Cosa è importante dal punto di vista tecnico L’uso del galio ioduro permette di ottenere una emissione spettrale compresa tra 385–405 nm. Questo valore corrisponde alle caratteristiche dei fotoiniziatori presenti nelle formule chimiche utilizzate nelle moderne tecniche di stampa, riducendo così l’emissione di radiazioni UV a breve lunghezza d’onda. Il risultato è una maggiore uniformità nella profondità di essiccazione e una minore generazione di calore sul substrato. Insieme a questo, il riflettore rivestito con materiale dichromatico garantisce che l’intensità della radiazione rimanga costante lungo tutta la lunghezza dell’arco luminoso, assicurando così una distribuzione uniforme dell’energia sul substrato.

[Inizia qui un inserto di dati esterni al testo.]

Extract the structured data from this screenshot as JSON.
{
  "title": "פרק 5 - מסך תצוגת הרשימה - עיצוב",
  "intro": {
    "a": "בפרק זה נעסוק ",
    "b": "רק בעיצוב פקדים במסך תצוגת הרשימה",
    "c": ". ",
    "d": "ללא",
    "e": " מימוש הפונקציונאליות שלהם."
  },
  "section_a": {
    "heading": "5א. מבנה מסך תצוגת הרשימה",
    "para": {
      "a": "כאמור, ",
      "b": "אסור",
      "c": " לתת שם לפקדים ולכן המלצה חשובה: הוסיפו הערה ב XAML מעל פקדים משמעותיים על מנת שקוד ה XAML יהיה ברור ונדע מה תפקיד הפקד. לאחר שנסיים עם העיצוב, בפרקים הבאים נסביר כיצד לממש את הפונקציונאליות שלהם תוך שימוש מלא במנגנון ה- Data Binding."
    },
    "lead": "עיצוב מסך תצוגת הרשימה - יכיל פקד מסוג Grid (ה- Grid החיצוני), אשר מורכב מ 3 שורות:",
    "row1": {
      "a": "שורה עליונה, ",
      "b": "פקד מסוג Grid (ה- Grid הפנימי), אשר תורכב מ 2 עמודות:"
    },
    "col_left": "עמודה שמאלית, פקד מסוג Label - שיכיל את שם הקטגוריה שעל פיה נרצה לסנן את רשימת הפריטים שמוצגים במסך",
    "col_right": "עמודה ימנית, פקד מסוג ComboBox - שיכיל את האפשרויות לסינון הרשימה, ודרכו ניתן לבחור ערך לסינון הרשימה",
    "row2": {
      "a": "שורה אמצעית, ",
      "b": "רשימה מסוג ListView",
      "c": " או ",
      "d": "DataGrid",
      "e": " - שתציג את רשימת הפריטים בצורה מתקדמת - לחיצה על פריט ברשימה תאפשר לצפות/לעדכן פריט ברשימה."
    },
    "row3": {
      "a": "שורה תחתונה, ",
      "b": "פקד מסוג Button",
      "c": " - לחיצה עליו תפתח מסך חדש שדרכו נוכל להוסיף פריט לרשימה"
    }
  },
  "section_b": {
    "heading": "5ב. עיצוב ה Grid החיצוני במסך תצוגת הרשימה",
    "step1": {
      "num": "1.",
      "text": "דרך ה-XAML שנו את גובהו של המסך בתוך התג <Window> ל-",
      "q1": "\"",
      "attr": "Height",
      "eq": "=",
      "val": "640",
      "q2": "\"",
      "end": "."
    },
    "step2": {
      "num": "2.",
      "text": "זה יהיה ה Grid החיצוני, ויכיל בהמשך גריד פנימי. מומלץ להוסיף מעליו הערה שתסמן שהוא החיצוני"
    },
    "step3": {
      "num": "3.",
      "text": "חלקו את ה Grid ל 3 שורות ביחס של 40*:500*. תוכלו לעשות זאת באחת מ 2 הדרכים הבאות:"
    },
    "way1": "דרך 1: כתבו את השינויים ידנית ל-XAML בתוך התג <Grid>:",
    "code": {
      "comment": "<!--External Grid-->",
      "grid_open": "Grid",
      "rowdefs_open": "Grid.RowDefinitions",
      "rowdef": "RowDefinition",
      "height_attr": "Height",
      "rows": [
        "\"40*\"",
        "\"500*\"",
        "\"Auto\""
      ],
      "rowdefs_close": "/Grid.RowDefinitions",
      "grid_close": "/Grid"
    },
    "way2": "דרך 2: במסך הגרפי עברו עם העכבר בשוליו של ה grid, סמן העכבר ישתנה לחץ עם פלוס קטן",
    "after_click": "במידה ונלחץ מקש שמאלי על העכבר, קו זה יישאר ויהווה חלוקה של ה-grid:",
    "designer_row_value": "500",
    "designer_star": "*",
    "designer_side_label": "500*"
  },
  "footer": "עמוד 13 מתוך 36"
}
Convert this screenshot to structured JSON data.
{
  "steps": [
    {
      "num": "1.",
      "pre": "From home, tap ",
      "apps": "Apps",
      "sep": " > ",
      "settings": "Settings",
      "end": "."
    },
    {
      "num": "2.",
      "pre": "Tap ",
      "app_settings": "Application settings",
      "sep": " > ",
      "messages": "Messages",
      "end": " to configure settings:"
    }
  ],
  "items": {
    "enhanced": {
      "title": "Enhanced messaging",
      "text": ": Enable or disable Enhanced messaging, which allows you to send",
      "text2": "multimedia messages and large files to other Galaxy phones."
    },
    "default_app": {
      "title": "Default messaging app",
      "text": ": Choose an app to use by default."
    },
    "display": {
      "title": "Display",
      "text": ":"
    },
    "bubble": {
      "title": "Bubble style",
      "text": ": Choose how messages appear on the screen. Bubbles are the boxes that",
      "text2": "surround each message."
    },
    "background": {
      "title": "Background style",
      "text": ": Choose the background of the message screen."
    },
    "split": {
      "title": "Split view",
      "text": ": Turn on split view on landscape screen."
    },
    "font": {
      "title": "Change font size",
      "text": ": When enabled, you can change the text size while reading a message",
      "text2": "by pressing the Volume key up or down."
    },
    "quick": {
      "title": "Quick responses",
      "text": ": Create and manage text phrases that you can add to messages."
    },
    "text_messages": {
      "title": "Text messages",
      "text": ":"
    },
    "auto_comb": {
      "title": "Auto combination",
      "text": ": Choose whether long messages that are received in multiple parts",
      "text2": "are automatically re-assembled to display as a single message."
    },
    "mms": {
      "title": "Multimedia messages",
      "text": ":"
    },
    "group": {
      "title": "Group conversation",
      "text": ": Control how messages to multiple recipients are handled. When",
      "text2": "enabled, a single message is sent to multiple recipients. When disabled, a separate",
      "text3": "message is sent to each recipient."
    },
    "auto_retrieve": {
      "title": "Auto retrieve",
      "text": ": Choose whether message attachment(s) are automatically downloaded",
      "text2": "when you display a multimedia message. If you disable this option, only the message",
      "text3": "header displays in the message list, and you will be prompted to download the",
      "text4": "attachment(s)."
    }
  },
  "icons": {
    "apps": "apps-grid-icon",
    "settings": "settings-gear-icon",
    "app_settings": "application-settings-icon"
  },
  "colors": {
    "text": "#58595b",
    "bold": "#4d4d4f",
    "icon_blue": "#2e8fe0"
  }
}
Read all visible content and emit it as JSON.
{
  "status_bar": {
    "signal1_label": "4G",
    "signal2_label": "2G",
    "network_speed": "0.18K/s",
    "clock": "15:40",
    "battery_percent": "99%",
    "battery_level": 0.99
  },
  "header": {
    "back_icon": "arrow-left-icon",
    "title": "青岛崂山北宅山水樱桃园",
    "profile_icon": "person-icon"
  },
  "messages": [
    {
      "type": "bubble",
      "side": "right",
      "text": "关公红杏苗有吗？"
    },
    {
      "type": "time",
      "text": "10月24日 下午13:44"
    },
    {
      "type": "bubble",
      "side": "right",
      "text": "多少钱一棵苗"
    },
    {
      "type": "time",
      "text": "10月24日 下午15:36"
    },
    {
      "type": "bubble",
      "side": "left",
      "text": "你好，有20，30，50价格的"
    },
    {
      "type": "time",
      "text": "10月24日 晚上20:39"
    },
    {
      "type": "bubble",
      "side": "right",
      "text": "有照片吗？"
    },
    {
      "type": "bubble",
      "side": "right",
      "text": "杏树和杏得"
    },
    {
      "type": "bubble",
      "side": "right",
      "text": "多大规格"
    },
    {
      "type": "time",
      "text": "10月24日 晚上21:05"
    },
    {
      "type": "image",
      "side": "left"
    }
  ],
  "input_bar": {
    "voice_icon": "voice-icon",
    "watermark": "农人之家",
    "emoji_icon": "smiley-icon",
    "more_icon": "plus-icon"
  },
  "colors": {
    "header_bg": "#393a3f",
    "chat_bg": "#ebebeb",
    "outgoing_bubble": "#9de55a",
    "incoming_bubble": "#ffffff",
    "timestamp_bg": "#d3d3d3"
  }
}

Indichiamo chiaramente l’output energetico a seconda della distanza tra la lampada e il substrato, in modo che si possa calcolare con precisione l’energia necessaria per la stampa. Ci si può aspettare un’efficienza stabile per oltre 5.000 ore di funzionamento, con una diminuzione graduale dell’efficienza solo verso la fine della vita utile della lampada. Inoltre, poiché le lampade non producono ozono, i requisiti di ventilazione diminuiscono, e si risparmia tempo nella manutenzione.
Perché queste lampade sono adatte alle vostre stampanti Che si tratti di stampanti offset, flexo, serigrafiche o gravure, non fa differenza: la lampada deve essere compatibile con la geometria della macchina e con il sistema di inchiostro utilizzato. Le nostre lampade a base di ioduro di gallio sono progettate per adattarsi alle specifiche esigenze di ciascuna tecnica di stampa: dimensioni ridotte per le stampanti flexo a banda stretta, fonti di luce ad alta potenza per le stampanti a grande formato, e un controllo spettrale preciso per le stampanti offset.
Il risultato è semplice: velocità di stampa più elevate senza rischio di danneggiamento del substrato, un legame uniforme tra i materiali stampati e una riduzione dei rifiuti dovuti a problemi di adesione della superficie. Inoltre, l’uso di energia diminuisce, poiché lo spettro luminoso è ottimizzato per le esigenze chimiche del processo di stampa, evitando così sprechi di energia sotto forma di calore.
Cosa è necessario fare durante l’installazione Durante l’installazione, è fondamentale che la lampada sia compatibile con il riflettore, i connettori e il sistema di raffreddamento presente nella stampante. È necessario anche assicurarsi che la lunghezza della lampada, lo spazio tra i filamenti e l’orientamento dei terminali siano corretti; altrimenti, la distribuzione dell’irradiazione ne risentirà negativamente, riducendo la durata della lampada. È inoltre importante verificare la compatibilità con l’alimentazione elettrica, inclusa la tensione di accensione e la corrente di funzionamento, nonché assicurarsi che ci sia un flusso d’aria adeguato affinché la lampada funzioni entro i limiti di temperatura previsti.
Se la lampada viene sottoposta a carichi superiori a quelli previsti, la sua efficienza diminuisce rapidamente. Quando tutto è configurato correttamente, queste lampade permettono un processo di essiccazione affidabile e ripetibile, con minimi interventi di manutenzione.